Beads were washed five times (400 μl each) in 25 mM NH4HCO3. On-bead tryptic digests were performed by adding 40 μl of sequencing-grade modified trypsin (0.02 μg/μl; Promega, Madison WI) in 25 mM NH4HCO3 and incubating for 4 h at 37°C. Tubes containing the beads were placed on a magnetic stand, and supernatants were collected. Beads were washed sequentially with 30 and 10 μl of NH4HCO3, saving each supernatant. Supernatants were pooled, and beads were discarded. DL-DTT (8 μl of 200 mM DTT; Sigma-Aldrich) was then added to each solution and incubated 1 h at 37°C. Proteins were alkylated for 45 min at room temperature in the dark with 32 μl of 200 mM iodoacetamide (Sigma-Aldrich) and then quenched by adding 32 μl of 200 mM DTT. Samples were trypsin digested again (0.002 μg/μl, overnight, 37°C) and then acidified by adding 10% trifluoroacetic acid to a final concentration of 1% and desalted on macrospin C18 columns (The Nest Group, Southborough, MA) per manufacturer's instructions. Desalted peptide solutions were lyophilized and resuspended in 15 μl of 5% acetonitrile/0.1% formic acid.

Nano–liquid chromatography–mass spectrometry analysis

Samples were analyzed by electrospray ionization in the positive-ion mode on a hybrid quadrupole-orbitrap mass spectrometer (Q Exactive; Thermo Fisher, San Jose, CA) coupled with a nanoflow LC system (NanoAcquity, Waters Corporation, Milford, MA). A 100-μm inner diameter (i.d.) × 20 mm precolumn was in-house packed with 200-Å, 5-μm C18AQ particles (Michrom BioResources, Auburn, CA). A 75-μm i.d. × 180 mm analytical column was pulled using a P-2000 CO2 laser puller (Sutter Instruments, Novato, CA) and packed with 100-Å, 5-μm C18AQ particles. Mobile phase A was 0.1% formic acid in water. Mobile phase B was 0.1% formic acid in acetonitrile. For each injection, sample (5 μl) was loaded on the precolumn at 4 μl/min for 10 min in loading buffer (5% acetonitrile, 0.1% formic acid). Peptide separation was performed at 250 nl/min in a 95 min run, in which mobile phase B started at 5%, increased to 35% at 60 min, 80% at 65 min, followed by a 5-min wash at 80% and a 25-min reequilibration at 5%. Mass spectrometry (MS) data were collected in top-20 data-dependent acquisition experiment with 70K resolution for the full MS scan and 17.5K resolution for higher-energy collisional dissociation (HCD) MS/MS scans. Precursor ions were selected from the full scan m/z range of 350–2000 with isolation width of 2 m/z and dynamic exclusion of 30 s.
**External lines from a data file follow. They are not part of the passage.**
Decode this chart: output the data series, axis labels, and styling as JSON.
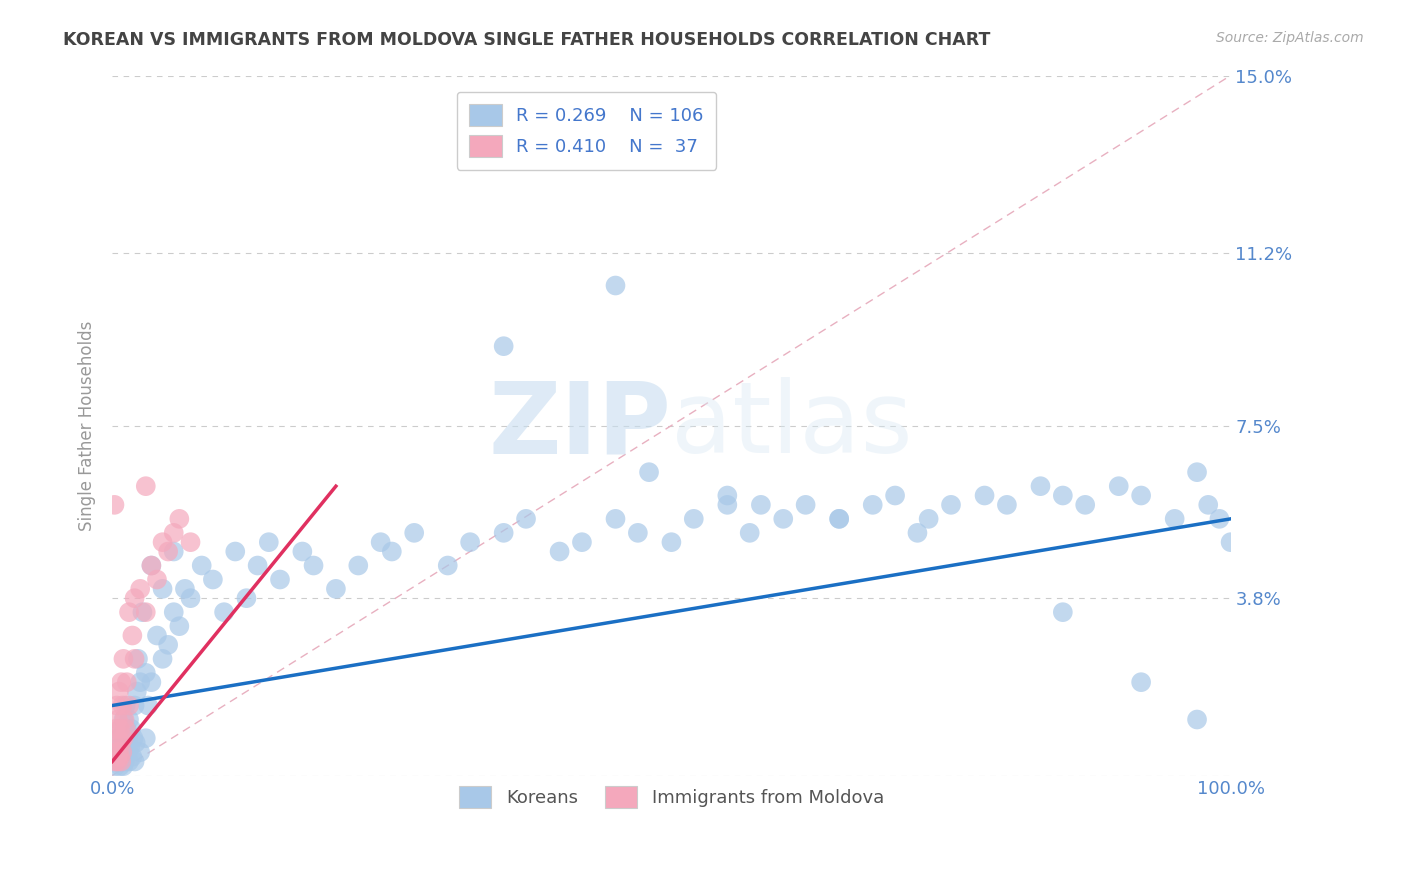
{
  "title": "KOREAN VS IMMIGRANTS FROM MOLDOVA SINGLE FATHER HOUSEHOLDS CORRELATION CHART",
  "source": "Source: ZipAtlas.com",
  "ylabel": "Single Father Households",
  "xlim": [
    0,
    100
  ],
  "ylim": [
    0,
    15.0
  ],
  "yticks": [
    0,
    3.8,
    7.5,
    11.2,
    15.0
  ],
  "xticks": [
    0,
    100
  ],
  "xtick_labels": [
    "0.0%",
    "100.0%"
  ],
  "ytick_labels": [
    "",
    "3.8%",
    "7.5%",
    "11.2%",
    "15.0%"
  ],
  "legend_korean_R": "0.269",
  "legend_korean_N": "106",
  "legend_moldova_R": "0.410",
  "legend_moldova_N": " 37",
  "korean_color": "#a8c8e8",
  "moldova_color": "#f4a8bc",
  "korean_line_color": "#1a6fc4",
  "moldova_line_color": "#e03060",
  "legend_text_color": "#4477cc",
  "title_color": "#444444",
  "axis_label_color": "#5588cc",
  "grid_color": "#cccccc",
  "ref_line_color": "#e8b0c0",
  "watermark_color": "#dde8f0",
  "background_color": "#ffffff",
  "korean_trend_x": [
    0,
    100
  ],
  "korean_trend_y": [
    1.5,
    5.5
  ],
  "moldova_trend_x": [
    0,
    20
  ],
  "moldova_trend_y": [
    0.3,
    6.2
  ],
  "ref_line_x": [
    0,
    100
  ],
  "ref_line_y": [
    0,
    15.0
  ],
  "korean_x": [
    0.3,
    0.4,
    0.5,
    0.5,
    0.6,
    0.6,
    0.7,
    0.7,
    0.8,
    0.8,
    0.9,
    0.9,
    1.0,
    1.0,
    1.0,
    1.1,
    1.1,
    1.2,
    1.2,
    1.3,
    1.3,
    1.4,
    1.5,
    1.5,
    1.6,
    1.7,
    1.8,
    1.9,
    2.0,
    2.0,
    2.1,
    2.2,
    2.3,
    2.5,
    2.5,
    2.7,
    3.0,
    3.0,
    3.2,
    3.5,
    3.5,
    4.0,
    4.5,
    4.5,
    5.0,
    5.5,
    5.5,
    6.0,
    6.5,
    7.0,
    8.0,
    9.0,
    10.0,
    11.0,
    12.0,
    13.0,
    14.0,
    15.0,
    17.0,
    18.0,
    20.0,
    22.0,
    24.0,
    25.0,
    27.0,
    30.0,
    32.0,
    35.0,
    37.0,
    40.0,
    42.0,
    45.0,
    47.0,
    50.0,
    52.0,
    55.0,
    57.0,
    60.0,
    62.0,
    65.0,
    68.0,
    70.0,
    73.0,
    75.0,
    78.0,
    80.0,
    83.0,
    85.0,
    87.0,
    90.0,
    92.0,
    95.0,
    97.0,
    98.0,
    99.0,
    100.0,
    45.0,
    35.0,
    55.0,
    65.0,
    72.0,
    85.0,
    92.0,
    97.0,
    48.0,
    58.0
  ],
  "korean_y": [
    0.2,
    0.3,
    0.4,
    0.5,
    0.3,
    0.8,
    0.2,
    0.5,
    0.4,
    1.0,
    0.3,
    0.7,
    0.2,
    0.5,
    1.2,
    0.3,
    0.8,
    0.4,
    1.5,
    0.5,
    1.0,
    0.8,
    0.3,
    1.2,
    0.6,
    1.0,
    0.4,
    0.8,
    0.3,
    1.5,
    0.7,
    1.8,
    2.5,
    0.5,
    2.0,
    3.5,
    0.8,
    2.2,
    1.5,
    2.0,
    4.5,
    3.0,
    2.5,
    4.0,
    2.8,
    3.5,
    4.8,
    3.2,
    4.0,
    3.8,
    4.5,
    4.2,
    3.5,
    4.8,
    3.8,
    4.5,
    5.0,
    4.2,
    4.8,
    4.5,
    4.0,
    4.5,
    5.0,
    4.8,
    5.2,
    4.5,
    5.0,
    5.2,
    5.5,
    4.8,
    5.0,
    5.5,
    5.2,
    5.0,
    5.5,
    5.8,
    5.2,
    5.5,
    5.8,
    5.5,
    5.8,
    6.0,
    5.5,
    5.8,
    6.0,
    5.8,
    6.2,
    6.0,
    5.8,
    6.2,
    6.0,
    5.5,
    6.5,
    5.8,
    5.5,
    5.0,
    10.5,
    9.2,
    6.0,
    5.5,
    5.2,
    3.5,
    2.0,
    1.2,
    6.5,
    5.8
  ],
  "moldova_x": [
    0.2,
    0.3,
    0.3,
    0.4,
    0.4,
    0.5,
    0.5,
    0.5,
    0.6,
    0.6,
    0.7,
    0.7,
    0.8,
    0.8,
    0.8,
    0.9,
    0.9,
    1.0,
    1.0,
    1.1,
    1.2,
    1.3,
    1.5,
    1.5,
    1.8,
    2.0,
    2.0,
    2.5,
    3.0,
    3.5,
    4.0,
    4.5,
    5.0,
    5.5,
    6.0,
    7.0,
    3.0
  ],
  "moldova_y": [
    5.8,
    0.3,
    1.0,
    0.5,
    1.5,
    0.3,
    0.8,
    1.2,
    0.5,
    1.8,
    0.4,
    1.0,
    0.3,
    0.7,
    2.0,
    0.5,
    1.5,
    0.8,
    2.5,
    1.2,
    1.0,
    2.0,
    1.5,
    3.5,
    3.0,
    2.5,
    3.8,
    4.0,
    3.5,
    4.5,
    4.2,
    5.0,
    4.8,
    5.2,
    5.5,
    5.0,
    6.2
  ]
}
HCD fragmentation was performed at normalized collision energy = 35.

Acquired tandem mass spectra were searched against a Homo sapiens UniProtKB database using search engine Comet v2014.01. Precursor mass tolerance was set at 10 ppm, and binning tolerance of 0.05 was used on fragment ions. Semi and full trypsin digestion after K or R (except when followed by P) with up to two missed cleavages, carbamidomethylation as static modification, and oxidation of methionine as variable modification were defined as searching parameters. Peptide spectral matches were validated using PeptideProphet and ProteinProphet algorithms. Peptide and protein identifications were filtered at probabilities 0.9 and 0.95, respectively.